Ten years ago it felt like everything was going to be design-driven. Now, at least in the organizations I’ve worked with, it’s more about sprinkling design in, and that has to transform the outcome.

Looking ahead, Ciarán doesn’t assume design will always sit at the center of decision-making. But he sees power in the margins. “Ten years ago it felt like everything was going to be design-driven. Now, at least in the organizations I’ve worked with, it’s more about sprinkling design in, and that has to transform the outcome. We can’t expect to always be driving the entire initiative from the ground up. But if we can bring exponential value even when it’s just sprinkled in — that’s where we make a difference.”

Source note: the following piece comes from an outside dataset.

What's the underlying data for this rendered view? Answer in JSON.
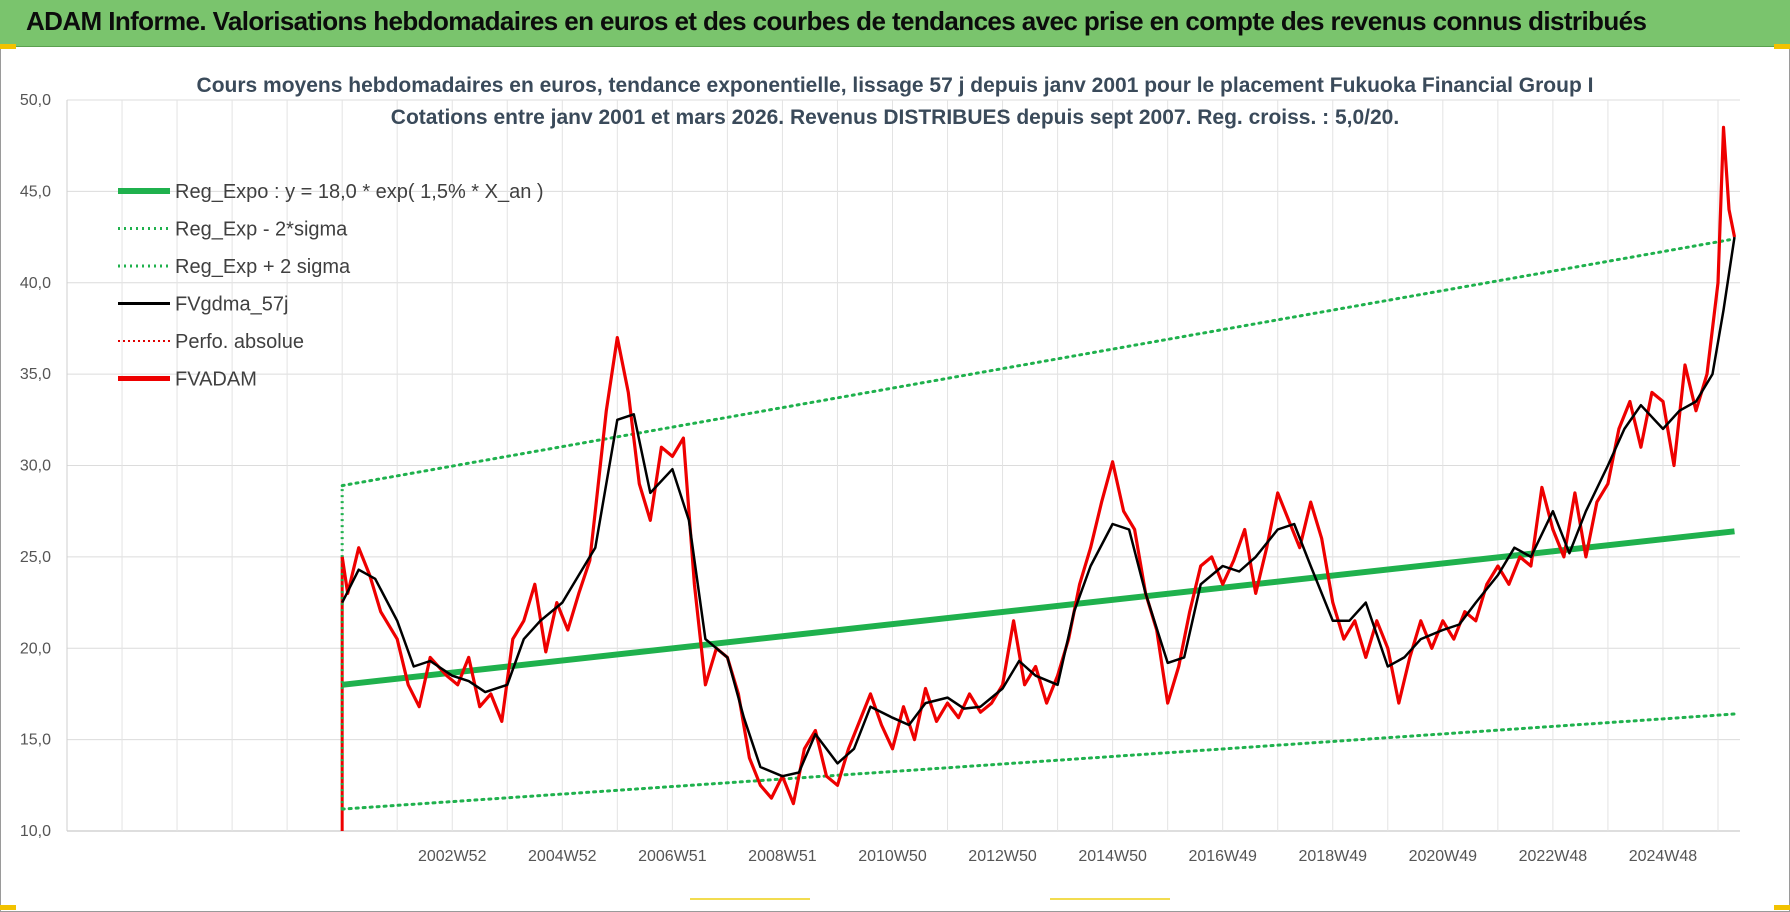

Perhaps this is the pivot the field needs. Not design as the loudest voice in the room, but design as a practice that sharpens, clarifies, and amplifies what others are already building. Power in the margins, not as loss, but as a different kind of influence.

 

 

Ciarán is a freelance designer from Ireland working with mission-driven organisations around the world to turn ambitious ideas into intuitive digital products. Since 2018, he’s been a member of Sonder Design Collective, contributing to projects like OpenMRS, an open-source medical record system used in 8,000 clinics globally, and TalkToLoop, a feedback platform for communities in crisis. In his spare time Ciarán is a long-struggling jazz pianist and avid record collector.